U.S. pitchers leave fielders idle


ATHENS, Greece -- The U.S. baseball team didn't qualify for the Olympics and the men's basketball team might have gotten whipped by Puerto Rico. But never fear. We still rule the world in softball.

The U.S. didn't allow a run during the seven-game round-robin tournament, extended its winning streak to 77 games and guaranteed itself the bronze heading into Sunday's semifinal game against Australia. Japan -- which pitched a perfect game Friday -- and China play in Sunday's other semifinal game, with the winner playing the loser of the Australia-U.S. game.

The Aussies and pitcher Tanya Harding (no, not the one you're thinking of) are the U.S. team's biggest rival. Not that there really is a team that rivals this one. America outscored its opponents 41-0 during the round robin, winning by the mercy rule four times. U.S pitchers struck out 51 batters and allowed 11 hits in 42 innings.

Forget about the Mendoza Line -- opponents batted less than .100 against the U.S.

"When someone gets on first base, we take it personally,'' said pitcher Lisa Fernandez, a three-time Olympian. "Our mission is to not let anyone touch first base and not let anyone touch home plate. We're going to do anything in our power to prevent that from happening. It doesn't matter whether we have a three-run lead or a five-run lead, we're protecting home. That's ours.''

Fernandez and her fellow starting pitchers Jennie Finch, Cat Osterman and Lori Harrigan are the best foursome since Yoko Ono broke up the Beatles. "We are so excited our pitching rotation is on our side,'' first baseman Leah O'Brien-Amico said. "The other teams want the challenge of facing them but mentally, they know how hard it is.''

No kidding. Finch struck out Mike Cameron during an exhibition. If she can strike out major leaguers, what chance do the poor Greeks have?

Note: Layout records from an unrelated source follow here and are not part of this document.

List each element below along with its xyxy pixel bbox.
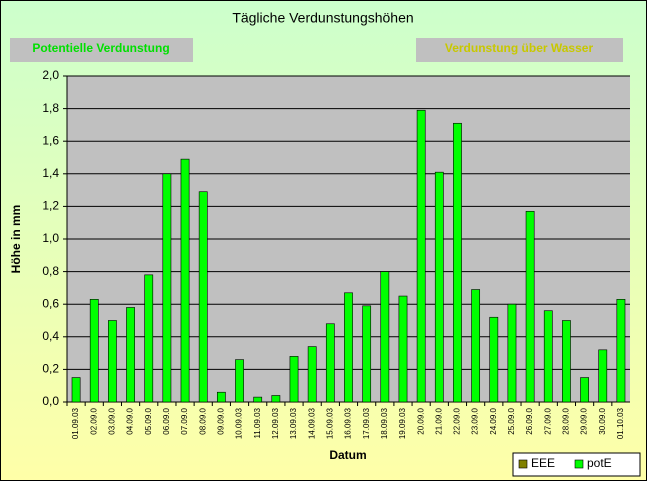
bar — [525, 210, 535, 403]
bar — [362, 305, 372, 403]
x-tick-label: 27.09.0 — [543, 407, 552, 434]
x-tick-label: 05.09.0 — [144, 407, 153, 434]
x-tick-label: 26.09.0 — [525, 407, 534, 434]
x-tick-label: 01.10.03 — [616, 407, 625, 439]
x-tick-label: 03.09.0 — [108, 407, 117, 434]
annotation-box — [416, 38, 623, 62]
y-tick-label: 0,2 — [42, 362, 59, 376]
y-tick-label: 0,0 — [42, 394, 59, 408]
annotation: Verdunstung über Wasser — [445, 41, 594, 55]
x-tick-label: 23.09.0 — [471, 407, 480, 434]
x-tick-label: 24.09.0 — [489, 407, 498, 434]
y-tick-label: 0,6 — [42, 296, 59, 310]
x-tick-label: 21.09.0 — [434, 407, 443, 434]
x-tick-label: 15.09.03 — [325, 407, 334, 439]
bar — [253, 396, 263, 403]
y-tick-label: 0,8 — [42, 264, 59, 278]
legend-swatch — [518, 459, 528, 469]
bar — [489, 316, 499, 403]
x-tick-label: 14.09.03 — [307, 407, 316, 439]
x-tick-label: 02.09.0 — [89, 407, 98, 434]
bar — [126, 307, 135, 403]
legend-swatch — [574, 459, 584, 469]
x-tick-label: 13.09.03 — [289, 407, 298, 439]
x-axis-label: Datum — [329, 448, 366, 462]
y-tick-label: 1,6 — [42, 133, 59, 147]
bar — [598, 349, 608, 403]
x-tick-label: 16.09.03 — [344, 407, 353, 439]
legend-label: potE — [587, 456, 612, 470]
x-tick-label: 25.09.0 — [507, 407, 516, 434]
bar — [398, 295, 408, 403]
x-tick-label: 07.09.0 — [180, 407, 189, 434]
annotation-box — [10, 38, 193, 62]
bar — [616, 299, 626, 403]
annotation: Potentielle Verdunstung — [32, 41, 169, 55]
x-tick-label: 20.09.0 — [416, 407, 425, 434]
x-tick-label: 11.09.03 — [253, 407, 262, 438]
bar — [325, 323, 335, 403]
bar — [543, 310, 553, 403]
y-axis-label: Höhe in mm — [9, 205, 23, 274]
bar — [198, 191, 208, 403]
y-tick-label: 1,4 — [42, 166, 59, 180]
bar — [289, 356, 299, 403]
bar — [162, 173, 172, 403]
bar — [89, 299, 99, 403]
bar — [216, 391, 226, 403]
bar — [235, 359, 244, 403]
y-tick-label: 1,8 — [42, 101, 59, 115]
bar — [344, 292, 353, 403]
x-tick-label: 12.09.03 — [271, 407, 280, 439]
x-tick-label: 04.09.0 — [126, 407, 135, 434]
x-tick-label: 28.09.0 — [562, 407, 571, 434]
bar — [180, 158, 190, 403]
x-tick-label: 18.09.03 — [380, 407, 389, 439]
x-tick-label: 17.09.03 — [362, 407, 371, 439]
bar — [471, 289, 481, 403]
x-tick-label: 19.09.03 — [398, 407, 407, 439]
x-tick-label: 09.09.0 — [216, 407, 225, 434]
x-tick-label: 06.09.0 — [162, 407, 171, 434]
chart-title: Tägliche Verdunstungshöhen — [232, 10, 413, 26]
bar — [580, 377, 589, 403]
bar — [380, 271, 390, 403]
bar — [71, 377, 81, 403]
bar — [271, 395, 281, 403]
y-tick-label: 2,0 — [42, 68, 59, 82]
x-tick-label: 01.09.03 — [71, 407, 80, 439]
bar — [434, 171, 444, 403]
y-tick-label: 0,4 — [42, 329, 59, 343]
y-tick-label: 1,0 — [42, 231, 59, 245]
bar — [562, 320, 571, 403]
x-tick-label: 29.09.0 — [580, 407, 589, 434]
x-tick-label: 30.09.0 — [598, 407, 607, 434]
x-tick-label: 22.09.0 — [453, 407, 462, 434]
bar — [507, 303, 517, 403]
x-tick-label: 10.09.03 — [235, 407, 244, 439]
x-tick-label: 08.09.0 — [198, 407, 207, 434]
y-tick-label: 1,2 — [42, 199, 59, 213]
bar — [144, 274, 154, 403]
bar — [416, 109, 426, 403]
bar — [453, 122, 462, 403]
bar — [108, 320, 117, 403]
bar — [307, 346, 317, 403]
legend-label: EEE — [531, 456, 555, 470]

When you play the U.S., you better bring your wallet because you're going to be a lot of beer after all those strikeouts. As Fernandez said, "You may have a Cat Osterman strike out 14 batters in a game but we still have to worry about those other seven.''

Sheesh, didn't these guys ever see "Bull Durham'' where Crash tells Nuke LaLoosh that strikeouts are fascist and that he should throw more
groundballs so the fielders can participate, too?

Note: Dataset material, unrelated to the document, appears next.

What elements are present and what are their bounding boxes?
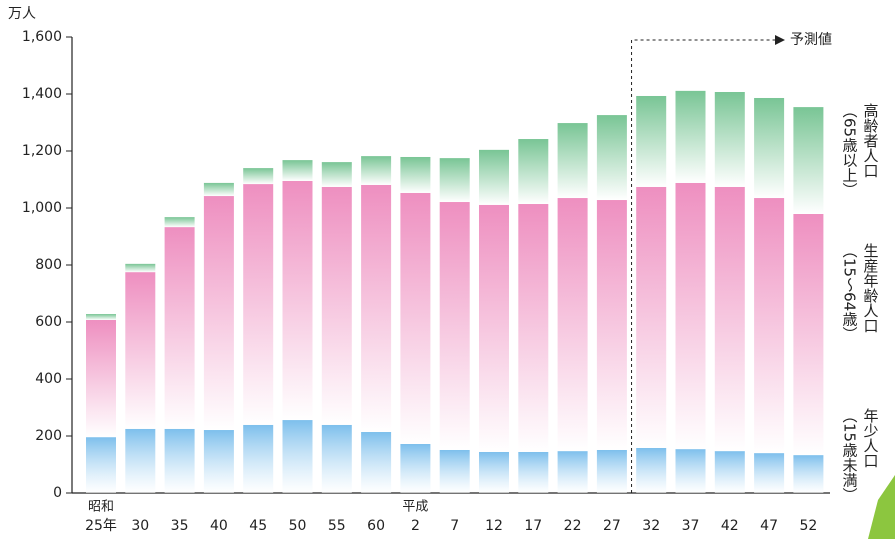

"We say we still have to make the plays but we don't get a lot of chances,'' O'Brien-Amico said. "I'm really just hanging around a lot at first base. But I used to play outfield and it's definitely more fun in the infield. At least when they bunt, we can make some plays.''

Not that there aren't some challenges. When opponents do get a runner on base, O'Brien-Amico says she works on picking them off.

While the U.S. pitchers are shutting everyone out, the lineup is providing more than enough offense. Fernandez is batting a team-high .556 with seven RBIs while third baseman Crystl Bustos has three home runs. "We have girls who hit the ball over the fence and we have girls who can bunt,'' O'Brien-Amico said. "It's a well-rounded offense.''

Actually, there were some tense moments for the U.S. during the round-robin. Japan took the U.S. into extra innings before the U.S. won with three runs in the eighth. And Taiwan loaded the bases one inning Friday. And ^ well, there was that one day when the U.S. team couldn't decide whether to go to TGIFriday's or Applebee's after the game.

The U.S. team prepared for the Olympics by training with Navy SEALs last winter. Which seems about as necessary as Bill Gates searching behind the sofa cushions for loose change. But hey, after the way the basketball and baseball programs have struggled recently, the U.S. is determined to maintain its softball dominance.

"The world is catching up,'' Finch said. "Softball is growing around the world and you're seeing that parity.''

It's true. Why, those Italians don't have Chico's Bail Bonds on the back of their jerseys anymore.